Many governments around the world agree that access to education is a human right that benefits the greater social good, but how they decide to provide education differs depending on economic, social and cultural concerns.  

Governments of lower- and middle-income countries are increasingly turning to public-private partnership programs to operate schools that deliver education to low-income families as an alternative to traditional public schools, according to Felipe Barrera-Osorio, associate professor of public policy, education and economics at Vanderbilt Peabody College of education and human development. He and Andrew Dustan, assistant professor of economics in the Vanderbilt College of Arts and Science, recently received a one-year grant in excess of $400,000 from the National Science Foundation to lead an interdisciplinary study on the quality of these partnership schools in Bogotá, Colombia, and on how families decide whether to send their children to them. 

Despite the abundance of public-private partnership schools in developing countries, little evidence of their impact exists. This study has the potential to affect educational policy in these countries as low-fee private schools are increasingly viewed as a possible means of improving learning outcomes. As these schools continue to target low-income households, their potential to provide high-quality education could help to create greater socioeconomic equality over the long term and to elevate the economic standing of these countries. 

Known in Bogotá as schools in administration, public-private partnership schools are public institutions run by private agents, like public charter schools in the United States. The government provides a state-of-the-art building, and the private agent is responsible for the school’s curriculum and administration, including teacher management. They are chosen by the government based on a competitive process that evaluates their educational excellence. Families must pay the school a nominal fee for their child to attend. 

Barrera-Osorio and Dustan will conduct their study during the 2022–23 school year on whether and how these schools may offer a better education to students than traditional public schools. Before they could begin, they needed to create the constraints to control for student socio-economic backgrounds, so they collaborated with the local government in Bogotá to create a poverty index based on families’ proximity to the schools and household incomes and then used that index to rank families who applied to the schools’ entry grades, either kindergarten or first grade.
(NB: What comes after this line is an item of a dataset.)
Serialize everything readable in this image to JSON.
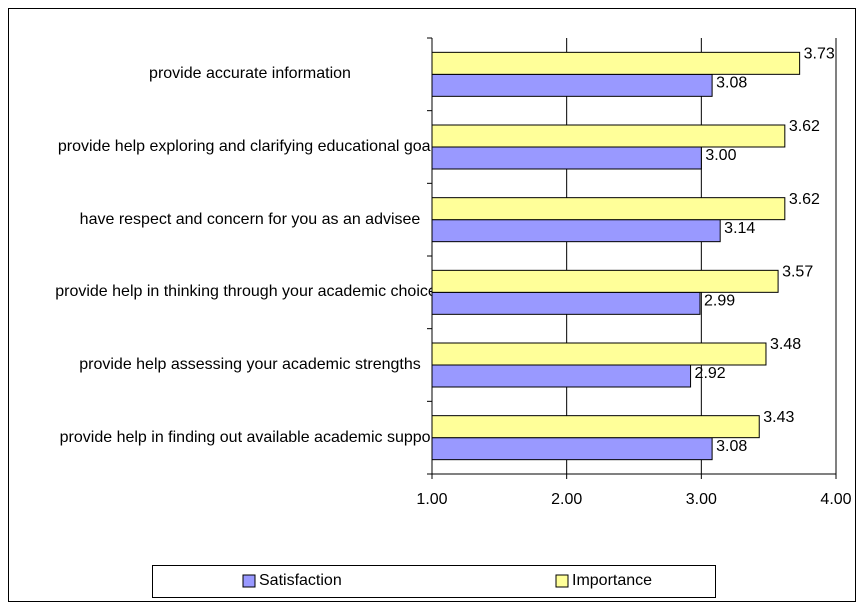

Students were then paired based on their equivalent proximities and incomes and entered into a lottery system. One student from each pair won a place at a school in administration. The family of the child who did not win could choose to send their child to a traditional public school or a traditional private school or to not enroll their child in school. Most families, because they cannot afford traditional private schools, chose to send their children to traditional public schools.    

“The lottery system is important for evaluating these children over the course of the study because the pairs are from very similar backgrounds,” Barrera-Osorio said. “So if those attending the schools in administration are consistently outperforming their counterparts in the traditional public schools—based on standardized test scores, retention and progression—that would indicate the schools in administration are a better option for providing education to low-income families, which could level the playing field and be a game changer for governments determining how to provide access to education.” 

Beyond evaluating the quality of schools in administration, Barrera-Osorio and Dustan want to understand the process by which families decide to apply. Since the data from the lottery system only includes families who applied, they plan to survey households in the neighborhoods surrounding the schools to ask families who did not apply why they didn’t. It may be that these families did not receive information about their neighborhood’s school in administration, they determined they could not afford the school’s nominal fee, or they may have some other reason. As a later focus of their research, Barrera-Osorio and Dustan will use this data to design and implement a process to randomly provide information about these schools to potential households for the 2023 academic year. 

Barrera-Osorio views this one-year study as just the beginning of a larger project. He hopes to follow the children from this study over several decades to understand their impact on the labor market and how much that impact could be a result of their education at public-private partnership schools.